Tom Hayden, a prominent campaigner against the American war in Vietnam, was accused and acquitted of 'outside agitation' after the Democratic Convention in Chicago in 1968. He served for many years as an elected representative in the State of California.

 

Brian Flagg Brian Flagg When I first came to Casa Maria (a centre for the homeless) in 1983 we served 90 people lunch, and they were mostly single men. Since then, every year for 20 years, our numbers have gone up and up and up. Nowadays we're serving, every day, 500 single people with bag lunches, and 300 families with white-plastic bags with a bunch of groceries. What makes me angry is that we live in the wealthiest, the mightiest, the richest country that the world has ever known. To have people come to our door and have to beg for food is a sin, and it cries out to heaven. And it's all happening right here, right outside this damned convention center.

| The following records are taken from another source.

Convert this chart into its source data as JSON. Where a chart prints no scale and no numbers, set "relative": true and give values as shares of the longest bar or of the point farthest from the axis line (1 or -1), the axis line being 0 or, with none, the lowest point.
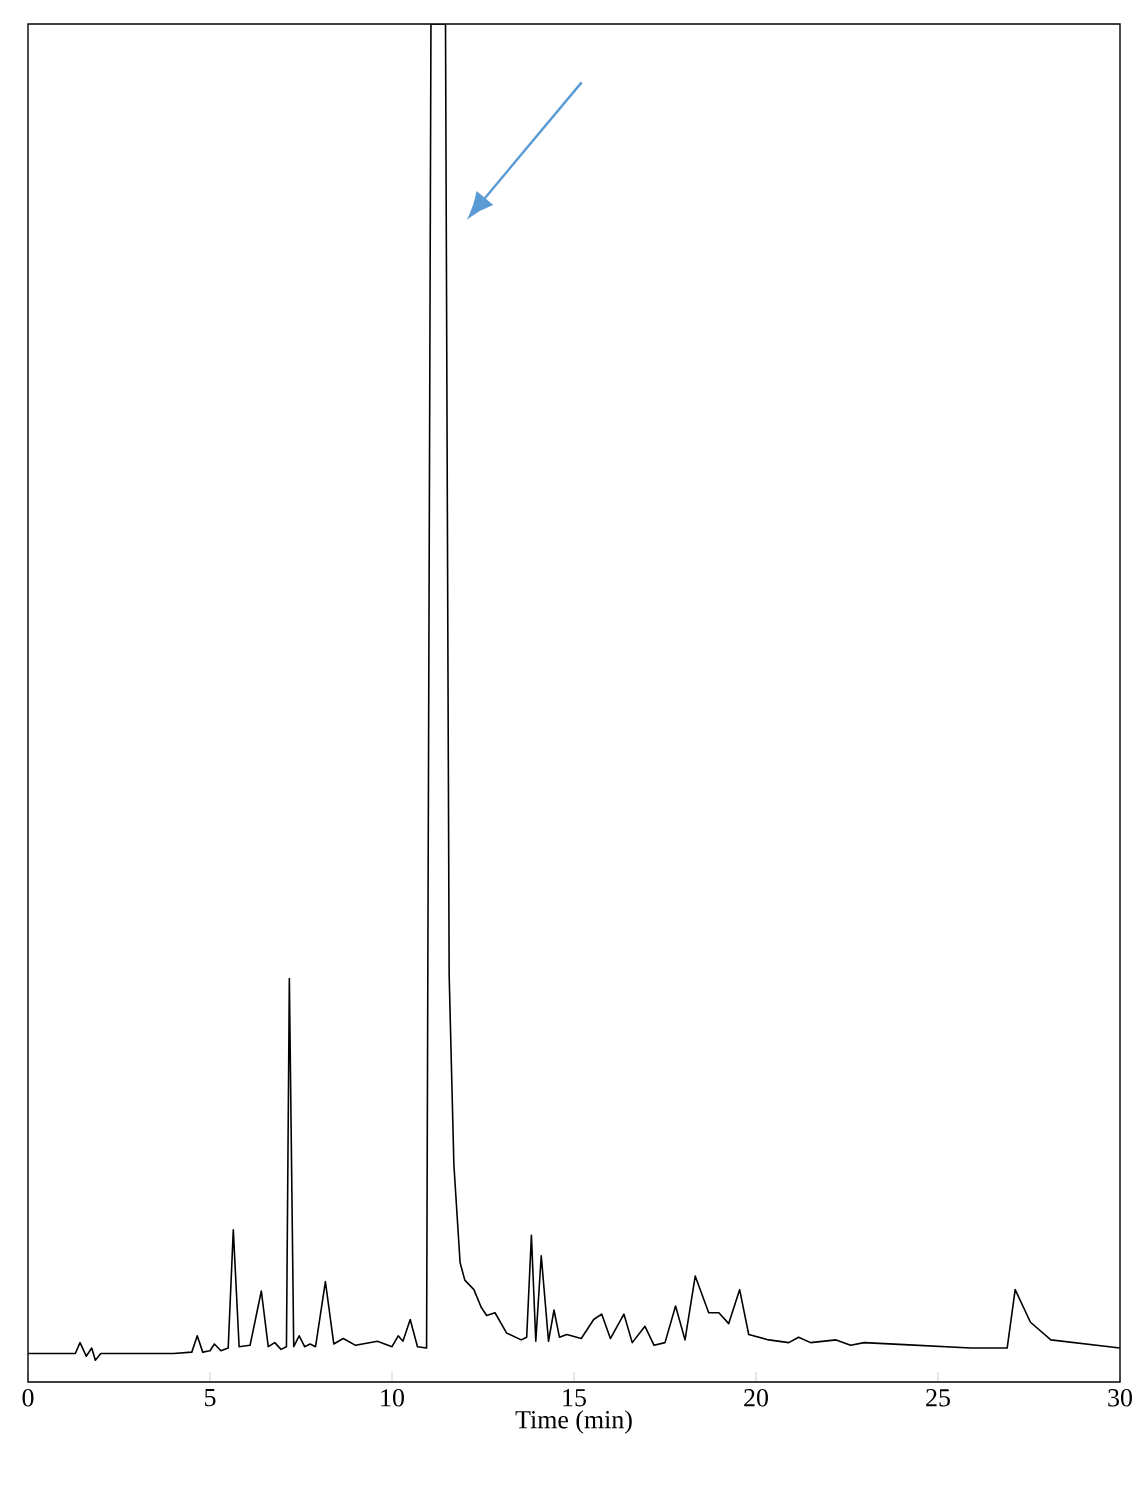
{
  "chart_data": {
    "type": "line",
    "xlabel": "Time (min)",
    "relative": true,
    "xlim": [
      0,
      30
    ],
    "xticks": [
      0,
      5,
      10,
      15,
      20,
      25,
      30
    ],
    "tick_labels": "x",
    "marker": "none",
    "line_style": "solid",
    "series": [
      {
        "color": "#000000",
        "x": [
          0,
          1.3,
          1.43,
          1.6,
          1.75,
          1.85,
          2.0,
          3.0,
          4.0,
          4.5,
          4.65,
          4.8,
          5.0,
          5.12,
          5.3,
          5.5,
          5.64,
          5.8,
          6.1,
          6.41,
          6.6,
          6.78,
          6.95,
          7.1,
          7.18,
          7.3,
          7.45,
          7.6,
          7.75,
          7.9,
          8.17,
          8.4,
          8.66,
          9.0,
          9.6,
          10.0,
          10.17,
          10.3,
          10.5,
          10.7,
          10.95,
          11.07,
          11.15,
          11.4,
          11.47,
          11.57,
          11.7,
          11.87,
          12.0,
          12.25,
          12.45,
          12.6,
          12.83,
          13.15,
          13.55,
          13.7,
          13.83,
          13.95,
          14.1,
          14.3,
          14.45,
          14.6,
          14.8,
          15.2,
          15.54,
          15.76,
          16.0,
          16.37,
          16.6,
          16.95,
          17.2,
          17.5,
          17.79,
          18.05,
          18.33,
          18.7,
          18.98,
          19.25,
          19.55,
          19.8,
          20.35,
          20.9,
          21.17,
          21.5,
          22.2,
          22.6,
          22.97,
          24.07,
          25.9,
          26.9,
          27.12,
          27.54,
          28.1,
          30
        ],
        "values": [
          0.021,
          0.021,
          0.029,
          0.019,
          0.025,
          0.016,
          0.021,
          0.021,
          0.021,
          0.022,
          0.034,
          0.022,
          0.023,
          0.028,
          0.023,
          0.025,
          0.112,
          0.026,
          0.027,
          0.067,
          0.026,
          0.029,
          0.024,
          0.026,
          0.297,
          0.026,
          0.034,
          0.026,
          0.028,
          0.026,
          0.074,
          0.028,
          0.032,
          0.027,
          0.03,
          0.026,
          0.034,
          0.03,
          0.046,
          0.026,
          0.025,
          1,
          1,
          1,
          1,
          0.3,
          0.16,
          0.088,
          0.075,
          0.068,
          0.055,
          0.049,
          0.051,
          0.036,
          0.031,
          0.033,
          0.108,
          0.03,
          0.093,
          0.03,
          0.053,
          0.033,
          0.035,
          0.032,
          0.046,
          0.05,
          0.032,
          0.05,
          0.029,
          0.041,
          0.027,
          0.029,
          0.056,
          0.031,
          0.078,
          0.051,
          0.051,
          0.043,
          0.068,
          0.035,
          0.031,
          0.029,
          0.033,
          0.029,
          0.031,
          0.027,
          0.029,
          0.0275,
          0.025,
          0.025,
          0.068,
          0.044,
          0.031,
          0.025
        ]
      }
    ]
  }
}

Brian Flagg is an outspoken champion of homeless people in Tucson.

 

Joel Rogers Joel Rogers Most Americans think of themselves, broadly speaking, as progressives. What does that mean? Nothing strictly fancy. We're not talking about the Red Baron of socialism here. We not talking about the destruction of capitalism.

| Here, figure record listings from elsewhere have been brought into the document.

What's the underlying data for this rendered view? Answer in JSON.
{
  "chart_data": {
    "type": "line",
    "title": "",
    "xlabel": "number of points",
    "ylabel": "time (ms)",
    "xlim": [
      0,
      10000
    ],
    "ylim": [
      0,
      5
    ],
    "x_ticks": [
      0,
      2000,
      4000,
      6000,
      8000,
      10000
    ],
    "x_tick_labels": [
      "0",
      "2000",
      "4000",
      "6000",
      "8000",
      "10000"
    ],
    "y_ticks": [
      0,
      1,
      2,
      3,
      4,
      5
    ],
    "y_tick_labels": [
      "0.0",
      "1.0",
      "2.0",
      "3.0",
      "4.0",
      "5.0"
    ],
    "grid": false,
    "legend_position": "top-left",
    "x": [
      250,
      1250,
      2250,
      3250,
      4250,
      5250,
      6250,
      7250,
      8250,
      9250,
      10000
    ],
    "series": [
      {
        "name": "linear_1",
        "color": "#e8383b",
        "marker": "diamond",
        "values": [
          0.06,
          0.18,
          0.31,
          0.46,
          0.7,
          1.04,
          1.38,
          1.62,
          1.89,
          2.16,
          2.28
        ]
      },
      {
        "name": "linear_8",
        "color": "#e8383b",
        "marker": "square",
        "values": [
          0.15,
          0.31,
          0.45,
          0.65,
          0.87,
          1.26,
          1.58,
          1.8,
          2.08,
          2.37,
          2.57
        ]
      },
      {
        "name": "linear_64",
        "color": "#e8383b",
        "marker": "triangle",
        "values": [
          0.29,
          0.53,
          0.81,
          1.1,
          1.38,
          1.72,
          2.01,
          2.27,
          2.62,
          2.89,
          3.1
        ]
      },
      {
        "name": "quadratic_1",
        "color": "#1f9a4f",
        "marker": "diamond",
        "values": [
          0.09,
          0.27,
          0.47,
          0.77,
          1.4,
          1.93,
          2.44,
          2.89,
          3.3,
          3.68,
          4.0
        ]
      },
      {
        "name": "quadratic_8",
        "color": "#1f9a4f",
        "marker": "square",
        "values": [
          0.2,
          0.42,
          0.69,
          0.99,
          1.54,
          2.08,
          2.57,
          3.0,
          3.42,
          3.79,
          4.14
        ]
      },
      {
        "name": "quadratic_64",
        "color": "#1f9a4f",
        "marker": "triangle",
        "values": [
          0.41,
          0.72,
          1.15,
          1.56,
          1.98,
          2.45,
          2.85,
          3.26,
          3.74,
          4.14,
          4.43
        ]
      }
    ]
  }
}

Almost half the American population entitled to vote believes basically in equal opportunity and shared freedom. Even larger numbers, super-majorities of Americans, support the following basic propositions. Every kid should get educated, housed, fed and some medical assistance. If you work hard you should not be in poverty. The minimum wage should be brought up at least above the poverty line. No American should be without a doctor. Government monies for economic development should go to where the people are, which means our major urban areas. Americans believe in some form of public financing of elections. They want trade, but they want some fair form of it.

These are not revolutionary views. But what's striking is that we've made no progress on any one of them for the last 25 years. Healthcare is less available to kids now than it was 20 years ago. The ability of the working class to send its kids on to college is less now than it was 20 years ago. The minimum wage is down 25 per cent from 20 years ago. Wages for the average American have actually declined over the last generation; most people now are making less than their parents were in 1973.

The basic point of Rolling Thunder is that we've met the enemy - and, in some measure, it's us. It's progressives who are not getting together to broadcast a simple message with sufficient force that it's heard by the broader population. We want to reach millions of Americans. Then we will have what we haven't had for a generation, which is the ability to communicate with each other.

The Right has a story: you should leave everything to markets; government is bad; liberals are destroying our culture. We need an alternative story that goes something like this: this country could be a really cool place to live if it ever got its act together; this place is so rich, so basically unthreatened from abroad, we could be reinventing the world anew; but we won't get there unless we believe in our central democratic aspirations that got us this far in the first place.

Joel Rogers is Professor of Law, Political Science and Sociology at the University of Wisconsin-Madison and a contributing editor of The Nation. His books include America's Forgotten Majority: Why the White Working Class Still Matters, Basic, 2000.